Following Turkey’s military operations, PUK leader Bafel Talabani, son of the former president of Iraq, Jalal Talabani, has called on the ruling KDP to work toward achieving peace between Turkey and the PKK, ending four decades of active conflict.
Besides Turkey’s increasing military activities in Iraq, Erdoğan has been preparing a large-scale military operation in Syria to counter the Kurdish threat. However, he has failed to get a green light from Russia, the US or Iran for a military operation in Syria. The recent earthquakes in Turkey and the upcoming May elections have also delayed Turkey’s planned Syria operations. Erdoğan has attempted to meet with Assad to normalize relations, but Assad demands that Turkey withdraw its army from Syrian territories before engaging in direct peace talks. Turkey’s military activities have severely affected the economy, particularly agricultural activities, in the Turkish-controlled Syrian region.

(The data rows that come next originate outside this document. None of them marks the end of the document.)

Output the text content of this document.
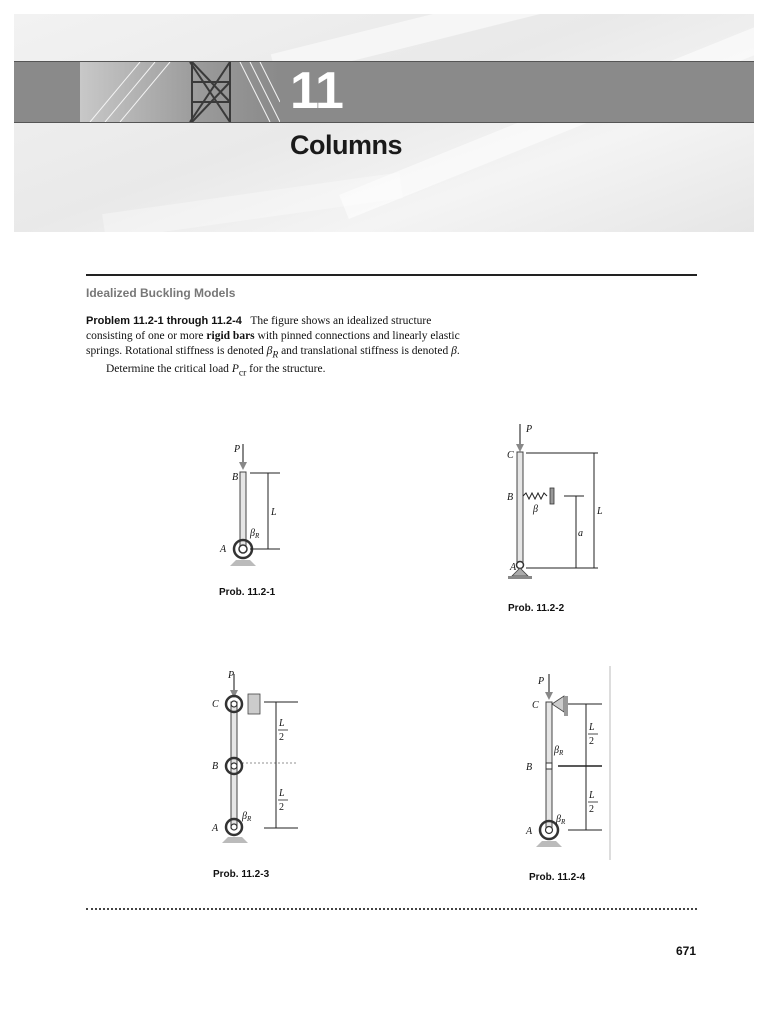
11
Columns
Idealized Buckling Models
Problem 11.2-1 through 11.2-4 The figure shows an idealized structure consisting of one or more rigid bars with pinned connections and linearly elastic springs. Rotational stiffness is denoted $\beta_R$ and translational stiffness is denoted β.
Determine the critical load $P_{cr}$ for the structure.
P
B
A
$\beta_R$
L
Prob. 11.2-1
P
C
B
β
A
L
a
Prob. 11.2-2
P
C
B
A
$\beta_R$
L
2
L
2
Prob. 11.2-3
P
C
B
$\beta_R$
A
$\beta_R$
L
2
L
2
Prob. 11.2-4
671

Instead of ensuring greater political and human rights for the Kurdish population, Turkish rulers have tried to defeat the PKK over the decades. Tens of thousands of people have died as a direct result of the ongoing conflict between the PKK and Turkish forces. Millions of Kurds have been forced to leave their homes and settle in the ghettos of Turkey’s big cities such as Adana, İzmir and İstanbul. Turkey’s Kurdish-majority cities in the southeastern region have been left underdeveloped due to war. The Turkish army has recently intensified its war against the PKK in Iraq and Syria with the help of advanced drone technology. It seems that the Kurds in Syria and Iraq are currently facing the same fate as their kinsmen in Turkey as Ankara intensifies its military offensive against PKK forces in those countries.
Ironically, the Turkish army, NATO’s second largest, did not seriously fight the PKK within its borders and allowed them to leave Turkey during a peace process in 2013. However, it is now intent on hunting the PKK down in neighboring countries. The PKK serves as a convenient excuse for Turkey to invade Arab states.